AI-native organizations require rethinking roles. Scientists become curators and reviewers of AI-generated output. Engineers must understand scientific logic and constraints. Teams jointly own agent development, validation, and improvement. The goal isn’t automation but a true human–machine collaboration.

Culture, Not Just Code

One of the biggest barriers to change is cultural. Pharma organizations are structured around document-centric workflows, formal hierarchies, and risk reduction, all of which result in long timelines. AI thrives under very different conditions: feedback loops, rapid iteration, shared ownership, and modular systems.
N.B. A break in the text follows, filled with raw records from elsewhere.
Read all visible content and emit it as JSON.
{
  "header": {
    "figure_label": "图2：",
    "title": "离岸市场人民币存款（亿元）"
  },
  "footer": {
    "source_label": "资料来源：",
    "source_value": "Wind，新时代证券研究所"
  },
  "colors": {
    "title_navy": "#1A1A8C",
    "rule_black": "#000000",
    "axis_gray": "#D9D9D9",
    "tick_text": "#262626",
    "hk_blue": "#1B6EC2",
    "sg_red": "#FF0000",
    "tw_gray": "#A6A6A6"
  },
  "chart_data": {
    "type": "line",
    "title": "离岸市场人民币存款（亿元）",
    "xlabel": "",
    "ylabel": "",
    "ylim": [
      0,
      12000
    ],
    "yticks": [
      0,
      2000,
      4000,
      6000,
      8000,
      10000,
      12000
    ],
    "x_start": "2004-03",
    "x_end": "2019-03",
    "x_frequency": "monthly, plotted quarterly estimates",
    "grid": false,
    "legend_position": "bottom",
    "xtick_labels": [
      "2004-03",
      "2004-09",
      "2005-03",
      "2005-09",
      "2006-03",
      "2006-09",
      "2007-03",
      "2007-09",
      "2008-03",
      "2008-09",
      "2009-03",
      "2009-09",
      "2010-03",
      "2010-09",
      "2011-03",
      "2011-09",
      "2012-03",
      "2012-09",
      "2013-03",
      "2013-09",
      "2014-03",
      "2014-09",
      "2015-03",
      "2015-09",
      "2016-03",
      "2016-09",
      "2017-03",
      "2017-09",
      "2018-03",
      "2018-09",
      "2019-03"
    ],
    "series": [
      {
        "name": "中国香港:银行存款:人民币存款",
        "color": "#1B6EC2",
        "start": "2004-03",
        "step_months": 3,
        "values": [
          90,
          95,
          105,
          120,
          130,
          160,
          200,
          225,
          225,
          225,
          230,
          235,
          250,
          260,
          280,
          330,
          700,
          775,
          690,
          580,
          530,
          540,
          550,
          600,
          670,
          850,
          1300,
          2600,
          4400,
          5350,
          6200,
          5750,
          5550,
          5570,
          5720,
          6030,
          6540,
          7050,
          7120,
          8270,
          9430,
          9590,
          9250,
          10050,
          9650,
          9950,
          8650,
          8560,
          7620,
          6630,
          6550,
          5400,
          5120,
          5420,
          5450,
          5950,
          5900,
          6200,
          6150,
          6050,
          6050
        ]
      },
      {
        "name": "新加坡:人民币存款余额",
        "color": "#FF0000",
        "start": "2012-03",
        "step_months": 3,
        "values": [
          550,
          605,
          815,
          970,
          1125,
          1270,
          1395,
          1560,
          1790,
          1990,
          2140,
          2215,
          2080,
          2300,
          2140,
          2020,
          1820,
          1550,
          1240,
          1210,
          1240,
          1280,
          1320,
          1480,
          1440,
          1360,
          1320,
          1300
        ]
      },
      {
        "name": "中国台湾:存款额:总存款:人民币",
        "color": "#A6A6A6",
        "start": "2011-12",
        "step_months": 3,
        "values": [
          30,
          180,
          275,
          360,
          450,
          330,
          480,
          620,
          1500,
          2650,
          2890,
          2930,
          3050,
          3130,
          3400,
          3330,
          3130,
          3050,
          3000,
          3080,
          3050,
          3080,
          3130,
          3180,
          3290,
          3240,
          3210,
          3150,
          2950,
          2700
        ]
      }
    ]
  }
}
AI-native organizations require rethinking roles. Scientists become curators and reviewers of AI-generated output. Engineers must understand scientific logic and constraints. Teams jointly own agent development, validation, and improvement. The goal isn’t automation but a true human–machine collaboration.

How Do We Start?

The case we make here points to a bold but necessary approach: creating new companies from scratch. However, because this requires significant effort and commitment, it makes sense to first test core principles before fully scaling the model.

At AION Labs, for instance, we learned that challenges we define for AI should not target narrow tasks embedded within larger pipelines. Instead, they should focus on complete workflows. For example, rather than isolating antibody optimization, we should define the entire antibody discovery process, from target selection to therapeutic lead. This represents a departure from current challenge framing and would require rethinking our definitions. Yet it would allow us to test not only individual models, but also the integration of a full, AI-native workflow, making successful outcomes more impactful and easier to scale. Meaning, we need to focus on delivering an agentic platform and not only a novel AI technology.

A parallel approach within a pharmaceutical company could involve building independent internal teams tasked with reinventing specific, well-defined workflows, such as writing clinical study reports. These teams should operate autonomously, with access to the data, talent, and resources required for success. They should be freed from traditional process constraints to iterate, adapt, and co-develop agentic systems alongside domain experts.

While these efforts may demand more time and investment upfront, they offer the best chance at meaningful and lasting change. They are not pilots; they are a path to a new paradigm.

Conclusion: Rebuilding the process

Agentic AI is not a plug-in for existing processes; it’s an opportunity for a new kind of drug discovery organization. One where humans and machines collaborate in teams. AI agents run the operational and repeatable tasks while humans review and make decisions. Realizing this vision means walking away from legacy systems and processes. We have to start from scratch.